Judge Castel’s decision in Bahnmaier v. Bank of America, 10 Civ. 1234 (S.D.N.Y.) reaffirms the Southern District approach that a plaintiff cannot at the same time represent the shareholders of a corporation in a derivative suit against the corporation’s officer and directors, while at the same time pursing his own related individual lawsuit against the corporation.  

Under Rule 23.1(a), a derivative plaintiff must “fairly and adequately represent the interests of shareholders or members who are similarly situated in enforcing the right of the corporation.”  Judge Castel concluded that the “derivative action may not be maintained by this plaintiff because he cannot fairly and adequately enforce a right of the corporation while suing that corporation” on circumstances arising from the same transactions – here, B of A’s Countrywide and Merrill acquisitions. 

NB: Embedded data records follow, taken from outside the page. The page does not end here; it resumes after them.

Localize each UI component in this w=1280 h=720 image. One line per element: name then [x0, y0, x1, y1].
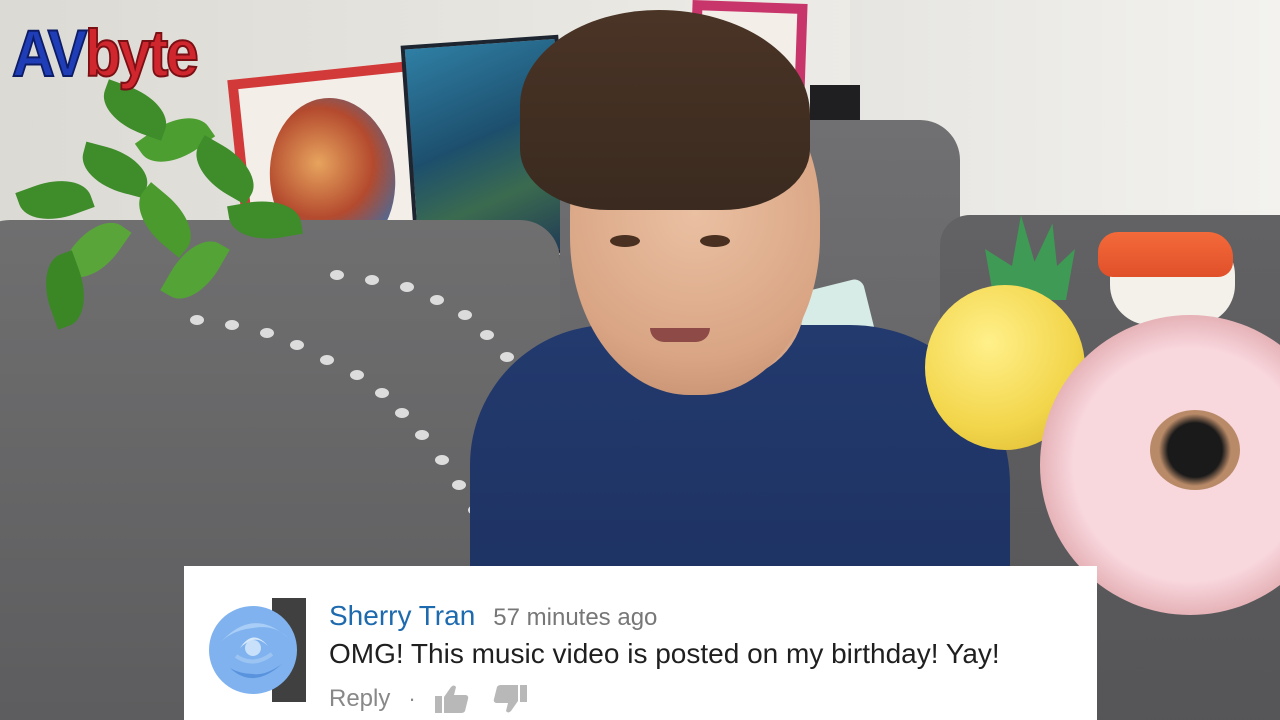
comment-timestamp[interactable]: 57 minutes ago: [493, 604, 657, 631]
author-link[interactable]: Sherry Tran: [329, 600, 475, 631]
thumbs-down-icon[interactable]: [492, 683, 528, 715]
reply-button[interactable]: Reply: [329, 685, 390, 713]
comment-actions: Reply ·: [329, 683, 550, 715]
comment-card: Sherry Tran 57 minutes ago OMG! This musi…: [184, 566, 1097, 720]
thumbs-up-icon[interactable]: [434, 683, 470, 715]
avbyte-watermark: AVbyte: [11, 16, 200, 90]
comment-text: OMG! This music video is posted on my bi…: [329, 638, 1000, 669]
hair: [520, 10, 810, 210]
separator-dot: ·: [408, 686, 416, 711]
potted-plant: [0, 60, 330, 330]
blue-rose-avatar[interactable]: [200, 598, 306, 702]
comment-header: Sherry Tran 57 minutes ago: [329, 600, 657, 632]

Plaintiff argued that any determination of a conflict in his role was premature, and could be resolved at a later stage, and that his potential individual recovery was not significant enough to pose a real conflict. In a nice turn of phrase, Judge Castel rejected those rationales:

“The plaintiff has engaged in the litigation equivalent of riding two horses until the rider determines which is stronger and faster. This might be acceptable if only [Plaintiff]’s private rights were at issue. But a willingness to cast aside a derivative claim, if it is the slower and weaker horse, does not speak well of a person’s adequacy as a representative of others.”